Ab der Praxiszulassung dürfen Psychotherapie-AusbildungskandidatInnen unter dem Titel „in Ausbildung unter Supervision (i. A. u. S.)” bereits selbst psychotherapeutische Behandlungen anbieten. Sie stehen dabei aber noch unter besonderer Betreuung (Praxissupervision) bei LehrtherapeutInnen, um ihr eigenes psychotherapeutisches Handeln fachlich und persönlich intensiv zu reflektieren.

Einige Psychotherapieverfahren können in Österreich teilweise auch im Rahmen eines Universitätsstudiums mit akademischem Abschluss erlernt werden.
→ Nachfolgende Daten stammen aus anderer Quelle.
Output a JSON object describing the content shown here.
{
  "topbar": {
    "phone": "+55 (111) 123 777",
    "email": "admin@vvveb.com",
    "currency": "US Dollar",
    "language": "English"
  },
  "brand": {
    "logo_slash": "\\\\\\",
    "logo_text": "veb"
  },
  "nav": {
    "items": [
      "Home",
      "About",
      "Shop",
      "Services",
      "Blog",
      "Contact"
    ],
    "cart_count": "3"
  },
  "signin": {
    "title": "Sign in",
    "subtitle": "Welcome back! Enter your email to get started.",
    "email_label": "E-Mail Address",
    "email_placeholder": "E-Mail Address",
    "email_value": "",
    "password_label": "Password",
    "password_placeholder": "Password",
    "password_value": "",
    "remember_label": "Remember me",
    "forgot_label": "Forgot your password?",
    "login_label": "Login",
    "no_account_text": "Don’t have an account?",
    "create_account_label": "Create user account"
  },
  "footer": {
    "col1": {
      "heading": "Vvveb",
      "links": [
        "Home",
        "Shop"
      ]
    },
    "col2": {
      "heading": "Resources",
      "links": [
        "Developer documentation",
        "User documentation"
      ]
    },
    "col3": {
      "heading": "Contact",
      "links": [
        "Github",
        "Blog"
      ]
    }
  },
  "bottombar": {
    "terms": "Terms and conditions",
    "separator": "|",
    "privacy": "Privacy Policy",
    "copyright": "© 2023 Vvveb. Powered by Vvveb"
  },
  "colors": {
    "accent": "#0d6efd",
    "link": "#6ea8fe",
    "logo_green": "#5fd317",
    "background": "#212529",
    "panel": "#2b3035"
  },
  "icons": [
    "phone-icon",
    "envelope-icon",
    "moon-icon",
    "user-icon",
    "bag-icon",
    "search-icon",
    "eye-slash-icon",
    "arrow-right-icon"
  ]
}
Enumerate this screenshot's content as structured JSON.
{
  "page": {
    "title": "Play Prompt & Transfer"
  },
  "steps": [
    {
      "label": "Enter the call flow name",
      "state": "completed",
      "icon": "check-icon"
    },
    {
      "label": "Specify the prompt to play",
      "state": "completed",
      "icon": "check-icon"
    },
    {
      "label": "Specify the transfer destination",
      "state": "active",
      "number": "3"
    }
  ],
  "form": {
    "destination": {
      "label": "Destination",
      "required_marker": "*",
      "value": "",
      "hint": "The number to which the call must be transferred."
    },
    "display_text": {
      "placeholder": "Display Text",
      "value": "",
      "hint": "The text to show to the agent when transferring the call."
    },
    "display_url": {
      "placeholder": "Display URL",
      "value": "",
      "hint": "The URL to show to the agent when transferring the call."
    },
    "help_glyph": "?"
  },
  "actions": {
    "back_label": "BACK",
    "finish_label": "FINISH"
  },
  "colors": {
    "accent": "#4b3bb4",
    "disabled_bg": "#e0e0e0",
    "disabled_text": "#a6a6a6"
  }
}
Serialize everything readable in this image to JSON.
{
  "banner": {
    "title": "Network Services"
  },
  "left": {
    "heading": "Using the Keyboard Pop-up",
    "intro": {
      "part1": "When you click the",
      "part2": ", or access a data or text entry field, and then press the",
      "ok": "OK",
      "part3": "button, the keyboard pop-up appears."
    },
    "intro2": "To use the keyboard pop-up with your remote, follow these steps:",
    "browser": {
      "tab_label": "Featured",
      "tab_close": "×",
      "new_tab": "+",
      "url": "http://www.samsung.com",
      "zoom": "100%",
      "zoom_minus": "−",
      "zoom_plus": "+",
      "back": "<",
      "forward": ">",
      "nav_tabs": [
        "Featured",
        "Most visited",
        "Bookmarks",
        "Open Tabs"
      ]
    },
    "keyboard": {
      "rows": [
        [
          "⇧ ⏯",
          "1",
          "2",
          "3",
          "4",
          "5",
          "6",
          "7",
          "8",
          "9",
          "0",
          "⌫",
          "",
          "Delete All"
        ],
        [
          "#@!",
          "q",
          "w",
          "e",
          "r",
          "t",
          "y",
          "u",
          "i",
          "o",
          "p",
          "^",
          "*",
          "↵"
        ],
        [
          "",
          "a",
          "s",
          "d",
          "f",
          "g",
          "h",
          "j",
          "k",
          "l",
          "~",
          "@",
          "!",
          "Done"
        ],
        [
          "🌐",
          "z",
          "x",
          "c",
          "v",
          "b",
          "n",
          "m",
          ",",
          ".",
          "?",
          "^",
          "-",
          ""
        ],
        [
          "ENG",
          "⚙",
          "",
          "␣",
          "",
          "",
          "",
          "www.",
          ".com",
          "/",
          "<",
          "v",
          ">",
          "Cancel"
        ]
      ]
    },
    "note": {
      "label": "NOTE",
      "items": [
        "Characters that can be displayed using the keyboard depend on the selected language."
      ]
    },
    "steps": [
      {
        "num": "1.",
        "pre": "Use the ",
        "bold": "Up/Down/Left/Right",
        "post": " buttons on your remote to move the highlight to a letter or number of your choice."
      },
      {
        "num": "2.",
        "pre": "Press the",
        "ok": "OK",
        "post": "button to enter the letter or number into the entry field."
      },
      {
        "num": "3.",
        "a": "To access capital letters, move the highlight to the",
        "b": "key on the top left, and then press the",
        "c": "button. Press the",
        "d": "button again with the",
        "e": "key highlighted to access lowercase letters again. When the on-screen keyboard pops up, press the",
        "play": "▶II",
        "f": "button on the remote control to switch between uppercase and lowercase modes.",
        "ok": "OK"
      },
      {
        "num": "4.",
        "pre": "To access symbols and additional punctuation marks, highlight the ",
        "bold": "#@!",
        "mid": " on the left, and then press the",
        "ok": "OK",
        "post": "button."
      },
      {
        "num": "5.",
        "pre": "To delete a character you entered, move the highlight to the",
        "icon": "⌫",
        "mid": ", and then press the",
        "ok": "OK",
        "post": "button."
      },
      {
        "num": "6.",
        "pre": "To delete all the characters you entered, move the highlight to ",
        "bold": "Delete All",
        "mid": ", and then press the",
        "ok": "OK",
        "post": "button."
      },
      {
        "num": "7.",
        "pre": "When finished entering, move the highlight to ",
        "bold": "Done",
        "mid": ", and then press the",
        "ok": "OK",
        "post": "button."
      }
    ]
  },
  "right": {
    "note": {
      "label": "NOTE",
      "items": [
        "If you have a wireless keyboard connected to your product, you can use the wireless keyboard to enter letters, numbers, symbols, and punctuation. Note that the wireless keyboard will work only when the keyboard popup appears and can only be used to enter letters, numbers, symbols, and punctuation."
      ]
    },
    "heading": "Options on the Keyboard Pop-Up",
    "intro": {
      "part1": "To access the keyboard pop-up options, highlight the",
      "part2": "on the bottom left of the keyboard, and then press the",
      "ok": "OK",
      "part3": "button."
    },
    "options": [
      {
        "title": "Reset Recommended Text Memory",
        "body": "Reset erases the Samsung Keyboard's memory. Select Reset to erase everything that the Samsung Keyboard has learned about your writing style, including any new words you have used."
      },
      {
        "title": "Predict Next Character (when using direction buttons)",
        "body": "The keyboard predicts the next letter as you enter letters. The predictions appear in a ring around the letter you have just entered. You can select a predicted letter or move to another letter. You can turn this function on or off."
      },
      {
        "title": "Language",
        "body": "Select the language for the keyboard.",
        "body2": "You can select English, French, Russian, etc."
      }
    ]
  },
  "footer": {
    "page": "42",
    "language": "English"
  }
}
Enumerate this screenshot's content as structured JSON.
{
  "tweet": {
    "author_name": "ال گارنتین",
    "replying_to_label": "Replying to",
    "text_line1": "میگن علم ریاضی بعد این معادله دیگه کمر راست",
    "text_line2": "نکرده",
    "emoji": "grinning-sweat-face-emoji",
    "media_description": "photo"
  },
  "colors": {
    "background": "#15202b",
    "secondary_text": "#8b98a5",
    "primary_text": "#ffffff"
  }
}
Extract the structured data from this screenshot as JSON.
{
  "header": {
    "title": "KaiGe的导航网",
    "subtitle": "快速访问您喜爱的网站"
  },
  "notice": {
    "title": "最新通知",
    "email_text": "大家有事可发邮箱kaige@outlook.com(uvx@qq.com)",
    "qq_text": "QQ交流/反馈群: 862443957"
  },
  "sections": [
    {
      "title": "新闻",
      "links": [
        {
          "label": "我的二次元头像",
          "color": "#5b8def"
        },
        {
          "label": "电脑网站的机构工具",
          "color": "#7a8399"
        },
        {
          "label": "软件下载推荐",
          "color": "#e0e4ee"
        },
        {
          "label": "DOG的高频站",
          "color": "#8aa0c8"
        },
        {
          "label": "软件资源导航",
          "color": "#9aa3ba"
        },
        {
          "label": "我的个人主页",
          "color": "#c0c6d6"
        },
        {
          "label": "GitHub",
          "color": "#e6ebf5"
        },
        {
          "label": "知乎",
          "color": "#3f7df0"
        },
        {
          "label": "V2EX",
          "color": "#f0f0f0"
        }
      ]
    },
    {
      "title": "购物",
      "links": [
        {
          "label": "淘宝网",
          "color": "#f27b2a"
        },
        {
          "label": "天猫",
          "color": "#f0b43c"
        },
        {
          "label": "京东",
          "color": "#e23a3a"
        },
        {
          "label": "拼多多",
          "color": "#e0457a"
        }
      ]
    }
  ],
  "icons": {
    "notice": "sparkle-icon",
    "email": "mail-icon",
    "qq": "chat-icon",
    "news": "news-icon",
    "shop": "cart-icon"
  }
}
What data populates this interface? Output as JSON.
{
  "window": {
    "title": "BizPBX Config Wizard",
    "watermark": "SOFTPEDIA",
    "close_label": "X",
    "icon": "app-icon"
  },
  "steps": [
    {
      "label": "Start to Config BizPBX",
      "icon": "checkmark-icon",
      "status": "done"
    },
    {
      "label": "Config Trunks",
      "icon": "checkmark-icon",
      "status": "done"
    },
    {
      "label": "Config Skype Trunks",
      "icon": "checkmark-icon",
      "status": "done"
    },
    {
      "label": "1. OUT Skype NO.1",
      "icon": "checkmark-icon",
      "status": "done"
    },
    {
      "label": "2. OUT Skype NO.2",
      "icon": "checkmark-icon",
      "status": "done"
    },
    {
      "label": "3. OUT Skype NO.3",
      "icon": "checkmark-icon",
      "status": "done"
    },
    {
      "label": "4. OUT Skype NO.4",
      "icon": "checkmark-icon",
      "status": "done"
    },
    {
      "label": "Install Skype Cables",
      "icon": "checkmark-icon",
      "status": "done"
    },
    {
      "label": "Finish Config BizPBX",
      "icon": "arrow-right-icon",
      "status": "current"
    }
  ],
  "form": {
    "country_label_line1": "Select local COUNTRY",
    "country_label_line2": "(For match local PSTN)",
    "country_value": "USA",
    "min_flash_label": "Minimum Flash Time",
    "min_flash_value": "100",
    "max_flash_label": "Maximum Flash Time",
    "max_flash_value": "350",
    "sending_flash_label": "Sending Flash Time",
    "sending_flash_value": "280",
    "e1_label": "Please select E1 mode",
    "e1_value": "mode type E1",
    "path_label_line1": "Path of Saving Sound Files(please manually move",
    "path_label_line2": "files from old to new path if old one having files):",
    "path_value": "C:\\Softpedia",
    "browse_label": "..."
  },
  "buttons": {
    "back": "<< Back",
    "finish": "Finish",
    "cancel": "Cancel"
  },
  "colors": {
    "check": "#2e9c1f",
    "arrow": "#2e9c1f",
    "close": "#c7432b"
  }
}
Psychotherapie ist immer ein „Sich-Einlassen auf eine andere Person”. Wie in Wirksamkeitsuntersuchungen (z. B. Grawe) bestätigt wurde, ist die nach fachlichen Kriterien aufgebaute psychotherapeutische Beziehung der zentrale Faktor der heilsamen Wirkung von Psychotherapie. Damit sich die psychotherapeutische Beziehung heilsam auswirken kann, muss der Beziehungsgestaltung in der Psychotherapieausbildung besonders Rechnung getragen werden.

Ich hoffe, sowohl den österreichischen, als auch den deutschen und den schweizerischen KollegInnen mit diesen aktuellen und allgemeinen Ausführungen einen interessanten Einblick in die aktuelle berufspolitische Arbeit des ÖBVP und die Psychotherapiegesetzgebung in Österreich gegeben zu haben.